Когда исчисляемые дивизиями силы ВНА (гораздо большие, чем мы полагали) неожиданно материализовались и предприняли Тетское наступление в конце января 1968 года, а затем начали еще одну наступательную операцию, поменьше, в апреле 1968-го, американские солдаты поняли, что командование долгое время лгало нам. Все это было для дерьмового пиара. Все эти цифры убитых врагов и незыблемая уверенность в конечном триумфе нашего технического превосходства были враками. Все эти бомбежки — и никакого результата! Мы проигрывали, потому что мы и не могли выиграть. Нельзя переселить всех сельских жителей на новые земли в бутафорские деревни, проявляя полное отсутствие уважения к их традициям и истории. Стоит ли удивляться подрыву моральных устоев наших вьетнамских «коллаборационистов», если мы отгрохали в нищей стране военные базы размером с Лас-Вегас, с соответствующими материальными благами и долларовым обеспечением? Как они могли не изображать любовь к американцам, сорившим деньгами? «Джи-ай[57] — номер один! Вьетконг — номер десять!» Как часто проститутки, которые попадались на моем пути, заговаривали со мной именно в такой манере. И тем не менее было очевидно, что даже самая дрянная нелегальная шлюха, несмотря на свой эгоизм, низость и мстительную ненависть к мужчинам, с замиранием сердца относилась к своей стране и Хо Ши Мину — борцу за независимость нации. Да, многие из них хотели срубить легкие деньги или даже выскочить замуж за американца, но они все понимали, что американские военные не останутся во Вьетнаме. Во Вьетнаме останутся вьетнамцы. Час расплаты наступит, и американцы не придут к ним на помощь. Аналогичная ситуация складывалась потом и в Ираке, и в Афганистане, да и в любом месте, которое мы оккупировали. Никто не верил в нас. Да и с какой стати они должны были полагаться на наши обещания?

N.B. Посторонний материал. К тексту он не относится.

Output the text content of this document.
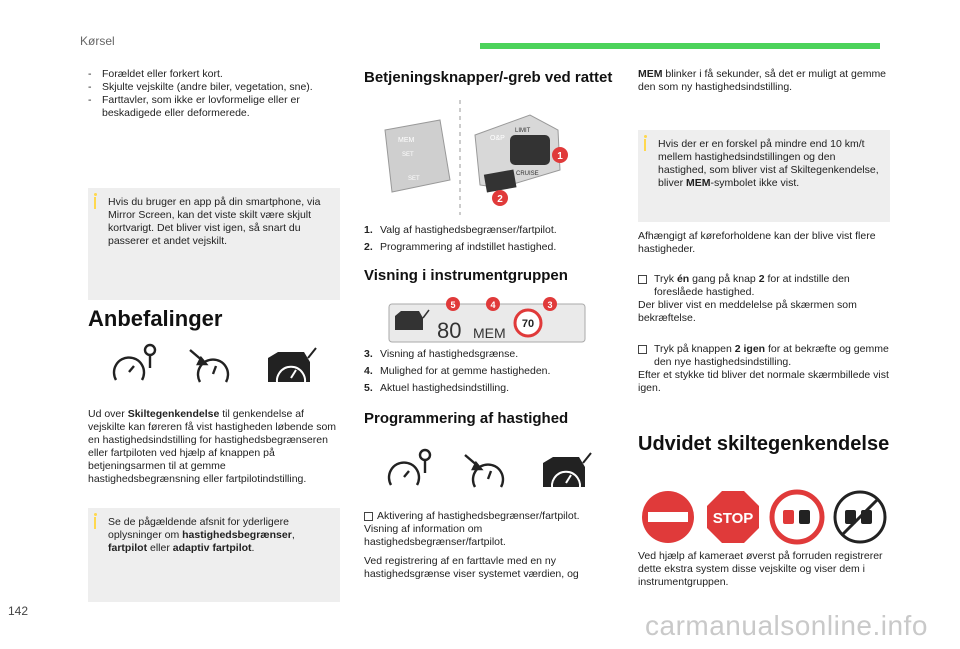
Kørsel
-	Forældet eller forkert kort.
-	Skjulte vejskilte (andre biler, vegetation, sne).
-	Farttavler, som ikke er lovformelige eller er beskadigede eller deformerede.
Hvis du bruger en app på din smartphone, via Mirror Screen, kan det viste skilt være skjult kortvarigt. Det bliver vist igen, så snart du passerer et andet vejskilt.
Anbefalinger
Ud over Skiltegenkendelse til genkendelse af vejskilte kan føreren få vist hastigheden løbende som en hastighedsindstilling for hastighedsbegrænseren eller fartpiloten ved hjælp af knappen på betjeningsarmen til at gemme hastighedsbegrænsning eller fartpilotindstilling.
Se de pågældende afsnit for yderligere oplysninger om hastighedsbegrænser, fartpilot eller adaptiv fartpilot.
Betjeningsknapper/-greb ved rattet
MEM
SET
SET
LIMIT
CRUISE
O&P
1
2
1. Valg af hastighedsbegrænser/fartpilot.
2. Programmering af indstillet hastighed.
Visning i instrumentgruppen
80 MEM
70
5	4	3
3. Visning af hastighedsgrænse.
4. Mulighed for at gemme hastigheden.
5. Aktuel hastighedsindstilling.
Programmering af hastighed
Aktivering af hastighedsbegrænser/fartpilot.
Visning af information om hastighedsbegrænser/fartpilot.
Ved registrering af en farttavle med en ny hastighedsgrænse viser systemet værdien, og
MEM blinker i få sekunder, så det er muligt at gemme den som ny hastighedsindstilling.
Hvis der er en forskel på mindre end 10 km/t mellem hastighedsindstillingen og den hastighed, som bliver vist af Skiltegenkendelse, bliver MEM-symbolet ikke vist.
Afhængigt af køreforholdene kan der blive vist flere hastigheder.
Tryk én gang på knap 2 for at indstille den foreslåede hastighed.
Der bliver vist en meddelelse på skærmen som bekræftelse.
Tryk på knappen 2 igen for at bekræfte og gemme den nye hastighedsindstilling.
Efter et stykke tid bliver det normale skærmbillede vist igen.
Udvidet skiltegenkendelse
STOP
Ved hjælp af kameraet øverst på forruden registrerer dette ekstra system disse vejskilte og viser dem i instrumentgruppen.
142	carmanualsonline.info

В любом случае, стратегия Уэстморленда трещала по швам уже в тот год. Президент Линдон Джонсон, объявив в конце марта о намерении не выдвигаться на второй срок, по сути, спасался бегством, столкнувшись с этой проблемой. Вы считаете, что рядовые солдаты столь глупы, чтобы рисковать своими жизнями, когда их главнокомандующий слинял? Менее чем через неделю, в апреле, в Мемфисе будет застрелен Мартин Лютер Кинг. Черные обратили свой гнев на белых, как в нашей стране, так и во взводах на поле боя. Спустя два месяца был убит Роберт Кеннеди — очередной смехотворный сюжет с некомпетентностью охраны и жалкими потугами скрыть правду. США охватили массовые беспорядки. Протесты лета 1968 года, когда вооруженные палками полицейские избивали белых и черных ребят во имя соблюдения закона и порядка, сигнализировали, что страна раскалывалась. Однако это было время зарождения консервативной волны с ее отвращением к новым свободам поколения 1960-х и культивированием образа мысли реднеков[58] «либо принимай правила, либо вали». В этом противостоянии угадывались тени Барнса и Элайаса. Гражданская война, которую мы помогли развязать во Вьетнаме, стучалась теперь и в наш дом.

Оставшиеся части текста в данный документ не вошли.